山廃で仕込んだ日本酒の定番とも呼ばれるのが、この日本酒です。

昭和58年に、日本で初めて山廃仕込と表示して発売され、以来ロングセラーとなっている1本です。

山廃仕込みらしい濃厚かつ豊潤な口当たりが特徴的です。


『飛良泉 山廃純米 マル飛No. 77』

『飛良泉 山廃純米 マル飛No. 77』は、室町時代の1487年に創業という、日本で3番目に歴史が古い飛良泉本舗が手がける日本酒です。

名称になっているNo.77とは酵母菌の番号であり、発酵段階でリンゴ酸がキレのある酸味を生み出します。

その口当たりや風味は白ワインにも例えられ、他の山廃仕込みとは異なる特徴を持っています。


『木戸泉 純米 醍醐』

こちらは、前述した高温山廃仕込みで造られた日本酒です。

千葉県内外に多くのファンを抱え、酒造好適米の王様と呼ばれる山田錦の旨味と、乳酸菌に由来する僅かな酸味が特徴。

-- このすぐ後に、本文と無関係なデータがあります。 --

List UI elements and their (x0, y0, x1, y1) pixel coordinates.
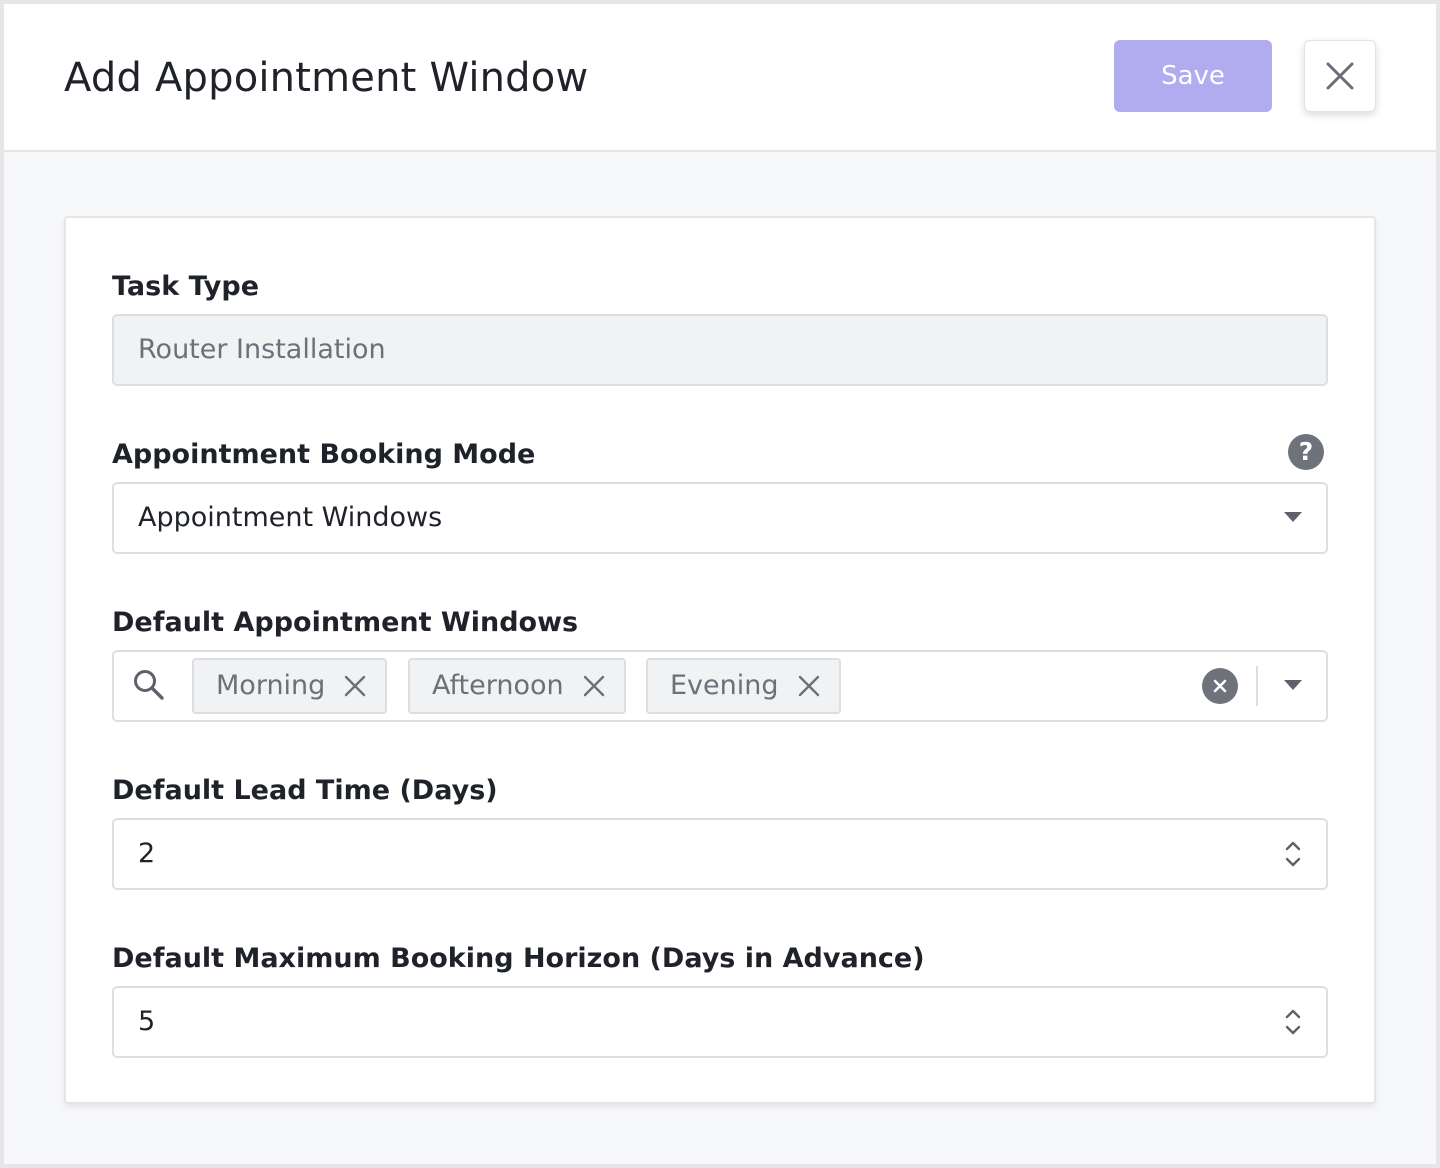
close-icon (1326, 62, 1354, 90)
booking-horizon-value: 5 (138, 1006, 156, 1037)
close-icon (583, 675, 604, 697)
close-icon (345, 675, 366, 697)
clear-icon (1213, 679, 1227, 693)
booking-mode-label: Appointment Booking Mode (112, 439, 536, 470)
lead-time-label: Default Lead Time (Days) (112, 775, 498, 806)
chevron-down-icon (1284, 512, 1302, 522)
booking-mode-value: Appointment Windows (138, 502, 443, 533)
save-button[interactable]: Save (1114, 40, 1272, 112)
stepper-icon[interactable] (1284, 838, 1302, 870)
stepper-icon[interactable] (1284, 1006, 1302, 1038)
divider (1256, 666, 1258, 706)
chip-evening: Evening (646, 658, 841, 714)
lead-time-input[interactable]: 2 (112, 818, 1328, 890)
chip-remove-button[interactable] (789, 660, 829, 712)
modal-header: Add Appointment Window Save (4, 4, 1436, 152)
booking-mode-select[interactable]: Appointment Windows (112, 482, 1328, 554)
default-windows-multiselect[interactable]: Morning Afternoon Evening (112, 650, 1328, 722)
close-icon (798, 675, 819, 697)
lead-time-value: 2 (138, 838, 156, 869)
clear-all-button[interactable] (1202, 668, 1238, 704)
chip-label: Afternoon (432, 670, 564, 701)
form-card: Task Type Router Installation Appointmen… (64, 216, 1376, 1104)
task-type-field: Router Installation (112, 314, 1328, 386)
booking-horizon-input[interactable]: 5 (112, 986, 1328, 1058)
chip-afternoon: Afternoon (408, 658, 626, 714)
chip-morning: Morning (192, 658, 388, 714)
help-icon[interactable]: ? (1288, 434, 1324, 470)
chip-label: Morning (216, 670, 326, 701)
task-type-label: Task Type (112, 271, 260, 302)
chevron-down-icon[interactable] (1284, 680, 1302, 690)
search-icon (134, 670, 164, 700)
default-windows-label: Default Appointment Windows (112, 607, 579, 638)
chip-label: Evening (670, 670, 779, 701)
page-title: Add Appointment Window (64, 55, 589, 101)
chip-remove-button[interactable] (335, 660, 375, 712)
chip-remove-button[interactable] (574, 660, 614, 712)
booking-horizon-label: Default Maximum Booking Horizon (Days in… (112, 943, 925, 974)
close-button[interactable] (1304, 40, 1376, 112)
task-type-value: Router Installation (138, 334, 386, 365)
modal: Add Appointment Window Save Task Type Ro… (4, 4, 1436, 1164)
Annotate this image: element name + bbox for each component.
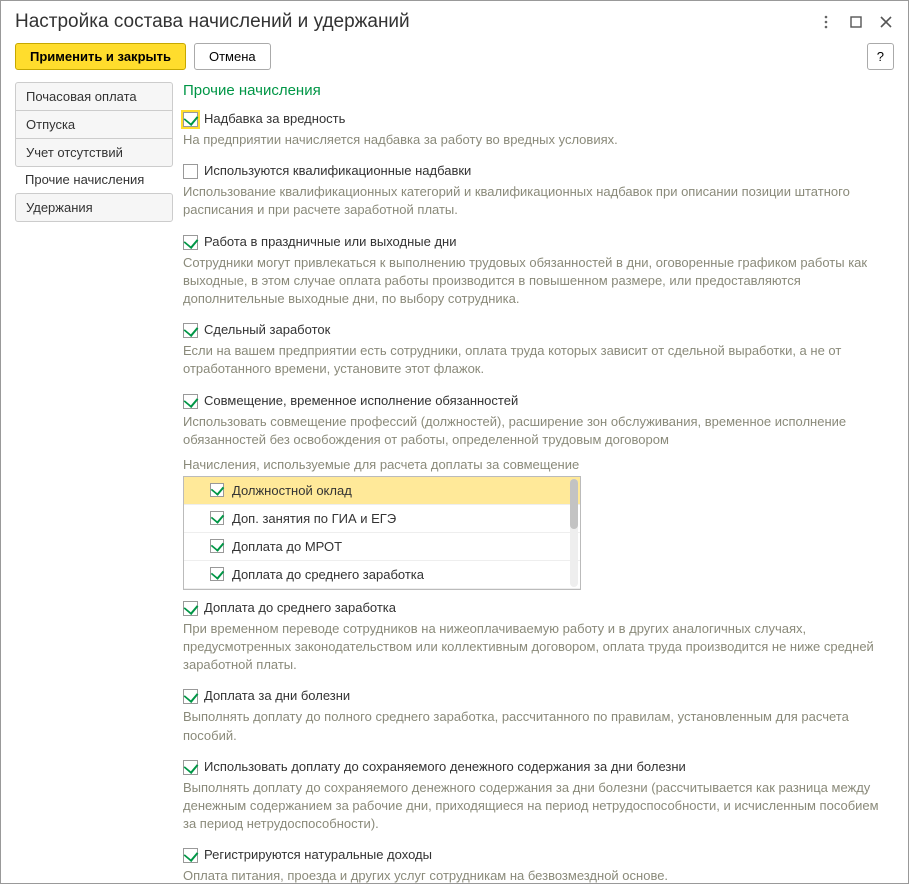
hazard-label: Надбавка за вредность — [204, 111, 345, 126]
nav-item-other-accruals[interactable]: Прочие начисления — [15, 166, 173, 193]
window-buttons — [818, 14, 894, 30]
holiday-checkbox[interactable] — [183, 235, 198, 250]
sidebar-nav: Почасовая оплата Отпуска Учет отсутствий… — [15, 82, 173, 886]
nav-item-deductions[interactable]: Удержания — [15, 193, 173, 222]
piece-checkbox[interactable] — [183, 323, 198, 338]
sick-label: Доплата за дни болезни — [204, 688, 350, 703]
holiday-label: Работа в праздничные или выходные дни — [204, 234, 456, 249]
listbox-label: Начисления, используемые для расчета доп… — [183, 457, 894, 472]
list-item[interactable]: Должностной оклад — [184, 477, 580, 505]
option-hazard: Надбавка за вредность — [183, 111, 894, 127]
scroll-thumb[interactable] — [570, 479, 578, 529]
option-sick: Доплата за дни болезни — [183, 688, 894, 704]
option-holiday: Работа в праздничные или выходные дни — [183, 234, 894, 250]
list-item-label: Должностной оклад — [232, 483, 352, 498]
list-item-label: Доп. занятия по ГИА и ЕГЭ — [232, 511, 396, 526]
natural-checkbox[interactable] — [183, 848, 198, 863]
list-item-label: Доплата до МРОТ — [232, 539, 342, 554]
nav-item-absence[interactable]: Учет отсутствий — [15, 138, 173, 167]
list-item-checkbox[interactable] — [210, 567, 224, 581]
list-item[interactable]: Доп. занятия по ГИА и ЕГЭ — [184, 505, 580, 533]
piece-desc: Если на вашем предприятии есть сотрудник… — [183, 342, 894, 378]
holiday-desc: Сотрудники могут привлекаться к выполнен… — [183, 254, 894, 309]
option-qual: Используются квалификационные надбавки — [183, 163, 894, 179]
list-item-checkbox[interactable] — [210, 511, 224, 525]
maximize-icon[interactable] — [848, 14, 864, 30]
avg-desc: При временном переводе сотрудников на ни… — [183, 620, 894, 675]
section-title: Прочие начисления — [183, 82, 894, 99]
more-icon[interactable] — [818, 14, 834, 30]
body: Почасовая оплата Отпуска Учет отсутствий… — [15, 82, 894, 886]
window-title: Настройка состава начислений и удержаний — [15, 11, 410, 33]
list-item[interactable]: Доплата до МРОТ — [184, 533, 580, 561]
option-natural: Регистрируются натуральные доходы — [183, 847, 894, 863]
natural-desc: Оплата питания, проезда и других услуг с… — [183, 867, 894, 885]
hazard-checkbox[interactable] — [183, 112, 198, 127]
qual-label: Используются квалификационные надбавки — [204, 163, 471, 178]
sick-desc: Выполнять доплату до полного среднего за… — [183, 708, 894, 744]
sick-checkbox[interactable] — [183, 689, 198, 704]
option-piece: Сдельный заработок — [183, 322, 894, 338]
sick-keep-checkbox[interactable] — [183, 760, 198, 775]
content: Прочие начисления Надбавка за вредность … — [183, 82, 894, 886]
window: Настройка состава начислений и удержаний… — [0, 0, 909, 884]
close-icon[interactable] — [878, 14, 894, 30]
qual-desc: Использование квалификационных категорий… — [183, 183, 894, 219]
cancel-button[interactable]: Отмена — [194, 43, 271, 70]
nav-item-hourly[interactable]: Почасовая оплата — [15, 82, 173, 111]
qual-checkbox[interactable] — [183, 164, 198, 179]
listbox-scrollbar[interactable] — [570, 479, 578, 587]
combo-listbox-wrap: Начисления, используемые для расчета доп… — [183, 457, 894, 590]
sick-keep-desc: Выполнять доплату до сохраняемого денежн… — [183, 779, 894, 834]
titlebar: Настройка состава начислений и удержаний — [15, 11, 894, 33]
option-combo: Совмещение, временное исполнение обязанн… — [183, 393, 894, 409]
list-item[interactable]: Доплата до среднего заработка — [184, 561, 580, 589]
combo-checkbox[interactable] — [183, 394, 198, 409]
option-sick-keep: Использовать доплату до сохраняемого ден… — [183, 759, 894, 775]
combo-desc: Использовать совмещение профессий (должн… — [183, 413, 894, 449]
toolbar: Применить и закрыть Отмена ? — [15, 43, 894, 70]
combo-label: Совмещение, временное исполнение обязанн… — [204, 393, 518, 408]
sick-keep-label: Использовать доплату до сохраняемого ден… — [204, 759, 686, 774]
list-item-checkbox[interactable] — [210, 483, 224, 497]
nav-item-vacation[interactable]: Отпуска — [15, 110, 173, 139]
natural-label: Регистрируются натуральные доходы — [204, 847, 432, 862]
list-item-label: Доплата до среднего заработка — [232, 567, 424, 582]
avg-label: Доплата до среднего заработка — [204, 600, 396, 615]
list-item-checkbox[interactable] — [210, 539, 224, 553]
avg-checkbox[interactable] — [183, 601, 198, 616]
combo-listbox[interactable]: Должностной оклад Доп. занятия по ГИА и … — [183, 476, 581, 590]
apply-close-button[interactable]: Применить и закрыть — [15, 43, 186, 70]
option-avg: Доплата до среднего заработка — [183, 600, 894, 616]
help-button[interactable]: ? — [867, 43, 894, 70]
piece-label: Сдельный заработок — [204, 322, 330, 337]
hazard-desc: На предприятии начисляется надбавка за р… — [183, 131, 894, 149]
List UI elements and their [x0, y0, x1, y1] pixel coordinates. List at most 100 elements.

燗を付けた後、冷まして飲む「燗冷まし」でも味わいが薄れない芯の強さで知られています。


『雪の茅舎 秘伝山廃 純米吟醸』

『雪の茅舎 秘伝山廃 純米吟醸』は、秋田県で明治35年に創業、敷地内の建物は11棟が国の登録有形文化財に登録されているという歴史ある酒蔵が手がける逸品です。自家培養された酵母と良質の酒米を使用し、低温の長期熟成で素材の味を最大限引き出した芳醇な日本酒です。


定番に飽きたら、山廃仕込みの日本酒を楽しもう

数ある日本酒の中でも、素材となった米の味や乳酸菌の存在をダイレクトに感じることができるのが山廃仕込みの日本酒です。

その味の強さから、喰わず嫌いをしている人もいるかもしれませんが、それはもったいない!

日本酒本来の姿とも言える山廃仕込みの日本酒。この機会に試してみてはいかがでしょうか。